The new plan means that all inter-county action will be finished by September, and thereafter club championships will take over. While this might be music to broadcasters like Eir Sport’s ears, it certainly hasn’t gone down well in other quarters.
Speaking of GAA coverage, Irish Times’ columnist Malachy Clerkin wrote this week that increased TV coverage throws a harsh spotlight on the lack of quality in the earlier rounds of county championships. Meanwhile, our own Seamus Duke reckons the GAA are missing a trick leaving September open to other sports.
Clerkin’s right about the harsh spotlight, and his point could be extended to certain inter-county games as well. Remember that some county players have the backing and resources to treat amateurism a little more professionally, as was evident during some of the Dublin and Kerry club action recently.
Generally, TV coverage of sport in this country has enjoyed a somewhat mixed reception. Supporters of the League of Ireland claim it drains attendances at grounds around the country while others would argue that getting to those grounds is not always possible and it’s nice to have the choice.

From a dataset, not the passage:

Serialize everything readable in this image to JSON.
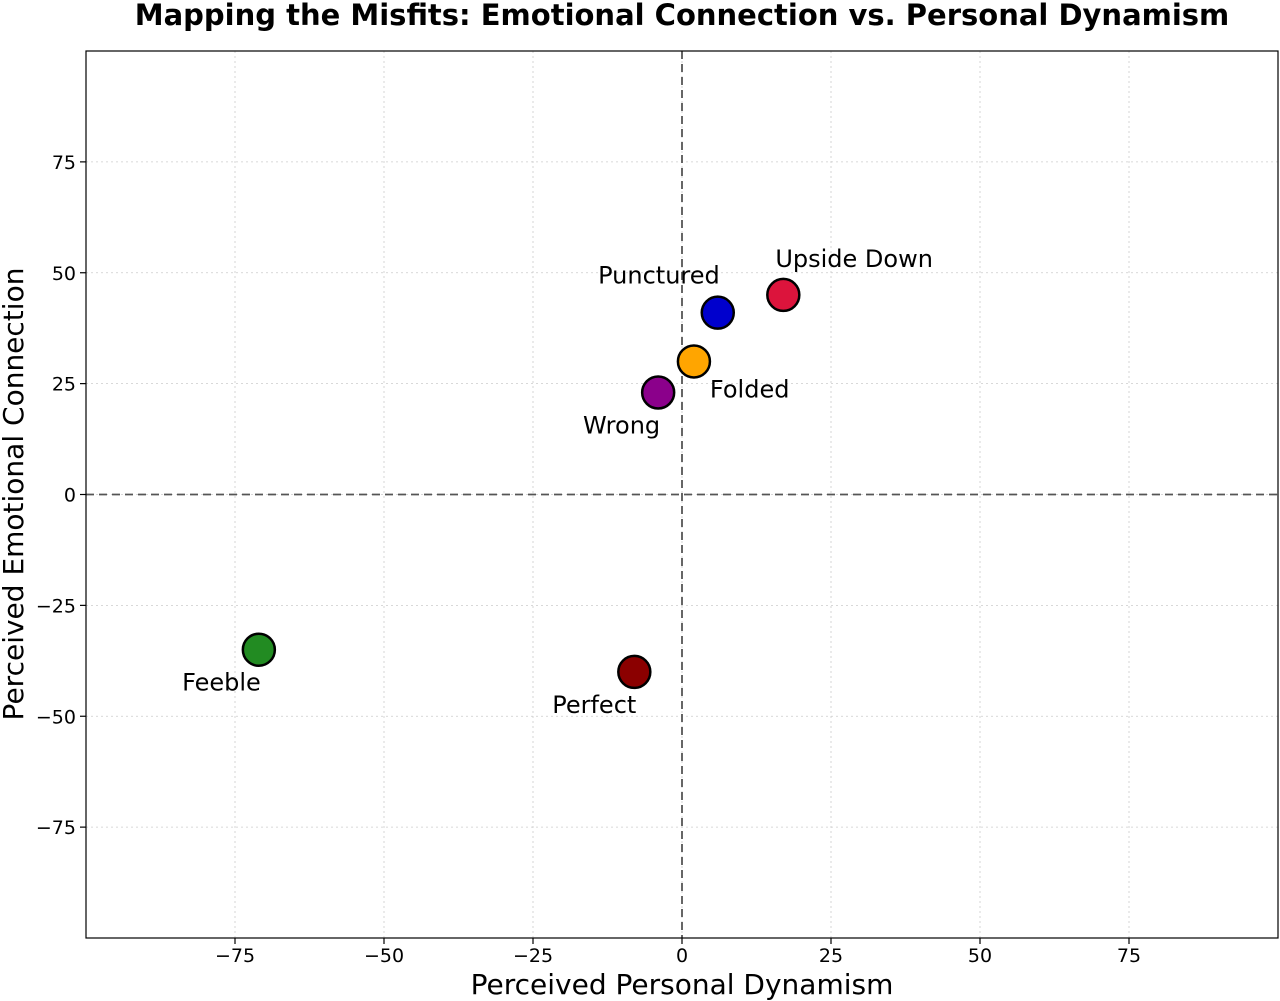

Here’s where our columnists’ fears converge. Increased TV coverage added to a lack of top class inter-county games after August means that broadcasters will increasingly end up covering local club action. This in turn may lead to a fall in supporters turning out in person, while also heaping pressure on club players.
Increased national TV coverage of sport at that level combined with the amplified pressure on guys who already give their all for the parish, is a highly volatile mix which could lead to bigger problems going forward. I just hope this new plan isn’t just one giant black card to those who play and watch the games for the reasons they were intended.